Did you encounter any difficulties (politically or other) in being able to make record in either of those places?
Thankfully, no. In my experience, ordinary people can usually find a way to get along. Governments are a different story. I did have to cancel my plan to travel overland through Syria. I still want to do a trip through Iran. That will be the next place to blow up. Mark my words.
How different was the experience from recording an album in America or even Europe?
The studios were cheaper and the hummus was much, much tastier. Seriously, I think some of the energy of the place you record in inevitably gets captured on tape. Istanbul is a high-energy place, full of youth and optimism – pretty different from the feeling I get in most parts of America these days.
Are there any particular artists currently making music that you feel relate to your sound or that you just really enjoy?
Yes! There are many. But the band I'm most excited about at the moment is The Bombay Royale. I don't know where they've been my whole life. They do surf covers of classic Bollywood songs from the golden age of experimentalism (the 60's and 70's). I've been a huge fan of the genre for many years, and now I can hear it in hi-fi! Buy their record immediately.
How did you connect with the folks at Bloodshot Records?
Their label manager, Scott Schaefer, is an old buddy. Any friend of his is a friend of ours. We're very happy with Bloodshot, though I think they find us a little peculiar.
Talk about your upcoming Austin show at Red7.

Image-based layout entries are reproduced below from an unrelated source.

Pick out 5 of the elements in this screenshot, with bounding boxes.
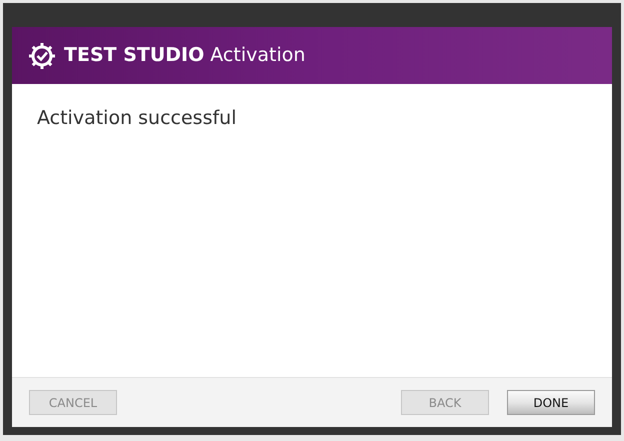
gear-check-icon [28,42,56,70]
status-message: Activation successful [37,107,236,129]
dialog-button[interactable]: DONE [507,390,595,415]
window-title: Activation [210,43,306,68]
brand-name: TEST STUDIO [64,43,204,68]
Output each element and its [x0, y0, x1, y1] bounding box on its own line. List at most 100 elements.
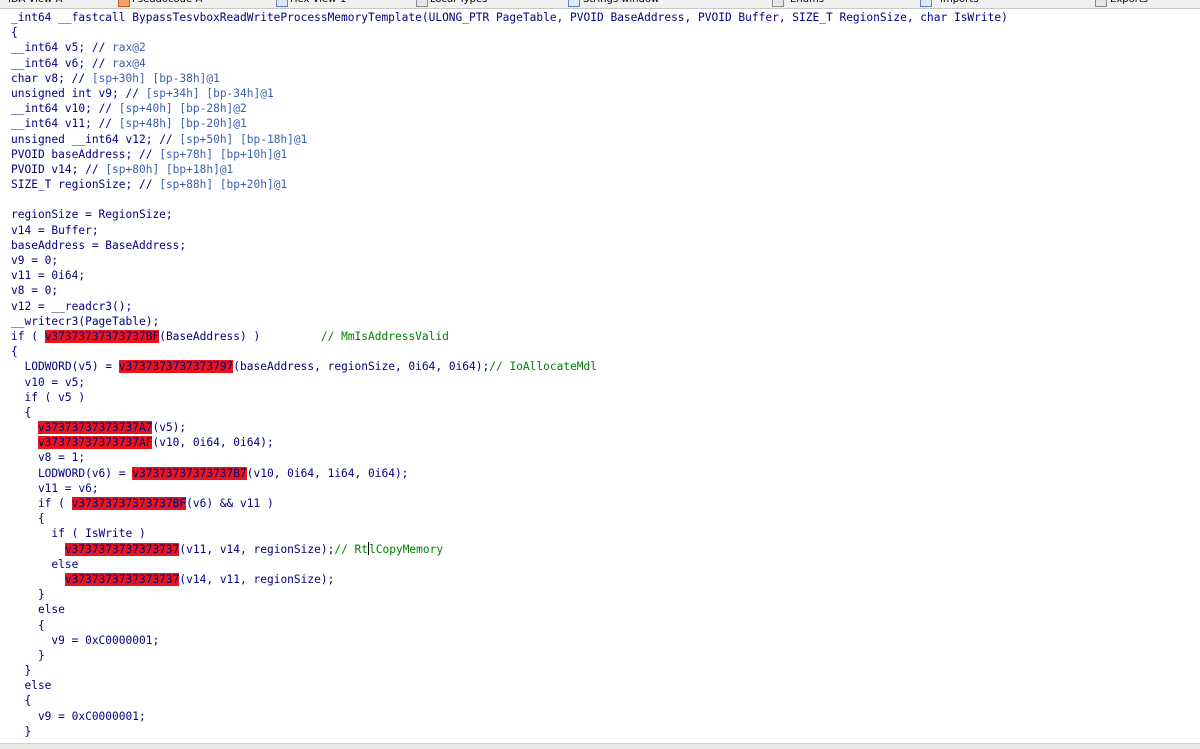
- variable-declaration[interactable]: unsigned int v9; // [sp+34h] [bp-34h]@1: [11, 86, 1196, 101]
- tab-enums[interactable]: Enums: [790, 0, 824, 7]
- else-line[interactable]: else: [11, 557, 1196, 572]
- code-token: [sp+50h] [bp-18h]@1: [179, 132, 308, 146]
- renamed-function-call[interactable]: v3737373737373737: [64, 572, 180, 586]
- code-token: }: [11, 588, 45, 602]
- code-line[interactable]: v8 = 1;: [11, 450, 1196, 465]
- brace[interactable]: {: [11, 25, 1196, 40]
- code-token: {: [11, 694, 32, 708]
- horizontal-scrollbar[interactable]: [0, 743, 1200, 749]
- tab-exports[interactable]: Exports: [1110, 0, 1148, 7]
- code-token: __writecr3(PageTable);: [11, 314, 160, 328]
- brace[interactable]: }: [11, 648, 1196, 663]
- call-line[interactable]: LODWORD(v6) = v37373737373737B7(v10, 0i6…: [11, 466, 1196, 481]
- renamed-function-call[interactable]: v37373737373737BF: [44, 329, 160, 343]
- code-token: if ( v5 ): [11, 390, 86, 404]
- code-token: v9 = 0xC0000001;: [11, 633, 160, 647]
- assignment-line[interactable]: v9 = 0;: [11, 253, 1196, 268]
- brace[interactable]: }: [11, 587, 1196, 602]
- assignment-line[interactable]: baseAddress = BaseAddress;: [11, 238, 1196, 253]
- renamed-function-call[interactable]: v37373737373737AF: [37, 436, 153, 450]
- variable-declaration[interactable]: __int64 v5; // rax@2: [11, 40, 1196, 55]
- brace[interactable]: }: [11, 663, 1196, 678]
- if-statement[interactable]: if ( v5 ): [11, 390, 1196, 405]
- code-token: v8 = 0;: [11, 284, 59, 298]
- code-token: else: [11, 557, 79, 571]
- call-line[interactable]: LODWORD(v5) = v3737373737373797(baseAddr…: [11, 359, 1196, 374]
- pseudocode-view[interactable]: _int64 __fastcall BypassTesvboxReadWrite…: [11, 10, 1196, 739]
- code-token: (v10, 0i64, 1i64, 0i64);: [246, 466, 409, 480]
- if-statement[interactable]: if ( v37373737373737BF(v6) && v11 ): [11, 496, 1196, 511]
- else-line[interactable]: else: [11, 678, 1196, 693]
- variable-declaration[interactable]: SIZE_T regionSize; // [sp+88h] [bp+20h]@…: [11, 177, 1196, 192]
- assignment-line[interactable]: v12 = __readcr3();: [11, 299, 1196, 314]
- code-token: (baseAddress, regionSize, 0i64, 0i64);: [233, 360, 490, 374]
- brace[interactable]: {: [11, 344, 1196, 359]
- code-token: [sp+34h] [bp-34h]@1: [145, 86, 274, 100]
- code-token: //: [91, 117, 119, 131]
- code-token: //: [152, 132, 180, 146]
- code-token: _int64 __fastcall BypassTesvboxReadWrite…: [11, 11, 1008, 24]
- tab-pseudocode-a[interactable]: Pseudocode-A: [132, 0, 202, 7]
- brace[interactable]: {: [11, 693, 1196, 708]
- code-token: else: [11, 679, 52, 693]
- renamed-function-call[interactable]: v37373737373737A7: [37, 421, 153, 435]
- brace[interactable]: {: [11, 405, 1196, 420]
- code-token: //: [85, 56, 113, 70]
- hex-view-icon: [276, 0, 288, 7]
- code-token: //: [118, 86, 146, 100]
- call-line[interactable]: v37373737373737A7(v5);: [11, 420, 1196, 435]
- call-line[interactable]: v3737373737373737(v11, v14, regionSize);…: [11, 541, 1196, 557]
- brace[interactable]: {: [11, 511, 1196, 526]
- code-token: unsigned __int64 v12;: [11, 132, 153, 146]
- code-token: //: [132, 178, 160, 192]
- code-token: if ( IsWrite ): [11, 527, 146, 541]
- assignment-line[interactable]: regionSize = RegionSize;: [11, 207, 1196, 222]
- brace[interactable]: }: [11, 724, 1196, 739]
- if-statement[interactable]: if ( IsWrite ): [11, 526, 1196, 541]
- imports-icon: [920, 0, 932, 7]
- brace[interactable]: {: [11, 618, 1196, 633]
- tab-strings-window[interactable]: Strings window: [583, 0, 659, 7]
- tab-hex-view-1[interactable]: Hex View-1: [290, 0, 346, 7]
- renamed-function-call[interactable]: v37373737373737BF: [71, 497, 187, 510]
- assignment-line[interactable]: v14 = Buffer;: [11, 223, 1196, 238]
- variable-declaration[interactable]: char v8; // [sp+30h] [bp-38h]@1: [11, 71, 1196, 86]
- blank-line[interactable]: [11, 192, 1196, 207]
- call-line[interactable]: v37373737373737AF(v10, 0i64, 0i64);: [11, 435, 1196, 450]
- code-token: {: [11, 618, 45, 632]
- code-token: char v8;: [11, 71, 65, 85]
- tab-local-types[interactable]: Local Types: [430, 0, 487, 7]
- code-token: [sp+80h] [bp+18h]@1: [105, 162, 234, 176]
- call-line[interactable]: v3737373737373737(v14, v11, regionSize);: [11, 572, 1196, 587]
- assignment-line[interactable]: __writecr3(PageTable);: [11, 314, 1196, 329]
- renamed-function-call[interactable]: v3737373737373797: [118, 360, 234, 374]
- code-token: (v11, v14, regionSize);: [179, 542, 335, 556]
- variable-declaration[interactable]: __int64 v11; // [sp+48h] [bp-20h]@1: [11, 116, 1196, 131]
- tab-imports[interactable]: Imports: [940, 0, 978, 7]
- variable-declaration[interactable]: PVOID baseAddress; // [sp+78h] [bp+10h]@…: [11, 147, 1196, 162]
- code-line[interactable]: v9 = 0xC0000001;: [11, 633, 1196, 648]
- assignment-line[interactable]: v8 = 0;: [11, 283, 1196, 298]
- renamed-function-call[interactable]: v3737373737373737: [64, 542, 180, 556]
- code-line[interactable]: v9 = 0xC0000001;: [11, 709, 1196, 724]
- else-line[interactable]: else: [11, 602, 1196, 617]
- pseudocode-icon: [118, 0, 130, 7]
- if-statement[interactable]: if ( v37373737373737BF(BaseAddress) ) //…: [11, 329, 1196, 344]
- code-line[interactable]: v10 = v5;: [11, 375, 1196, 390]
- tab-ida-view-a[interactable]: IDA View-A: [8, 0, 62, 7]
- code-token: (v5);: [152, 421, 187, 435]
- code-token: {: [11, 512, 45, 526]
- variable-declaration[interactable]: __int64 v10; // [sp+40h] [bp-28h]@2: [11, 101, 1196, 116]
- code-token: //: [91, 102, 119, 116]
- code-line[interactable]: v11 = v6;: [11, 481, 1196, 496]
- variable-declaration[interactable]: __int64 v6; // rax@4: [11, 56, 1196, 71]
- variable-declaration[interactable]: PVOID v14; // [sp+80h] [bp+18h]@1: [11, 162, 1196, 177]
- variable-declaration[interactable]: unsigned __int64 v12; // [sp+50h] [bp-18…: [11, 132, 1196, 147]
- function-signature[interactable]: _int64 __fastcall BypassTesvboxReadWrite…: [11, 10, 1196, 25]
- renamed-function-call[interactable]: v37373737373737B7: [132, 466, 247, 480]
- assignment-line[interactable]: v11 = 0i64;: [11, 268, 1196, 283]
- code-token: // IoAllocateMdl: [489, 360, 598, 374]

The basic plan is to drink copious amounts of [Shiner] Bock and rock the house. Don't forget your dancing shoes. We don't tour the states too often anymore, so we're really looking forward to it. Austin is always a major highlight of the trip: an oasis of sanity in a dark desert of creeping conservatism. We'll play some of “International Orange!” but lots of old stuff as well. Sort of a 'greatest hits and misses'. Truly hope to see you there.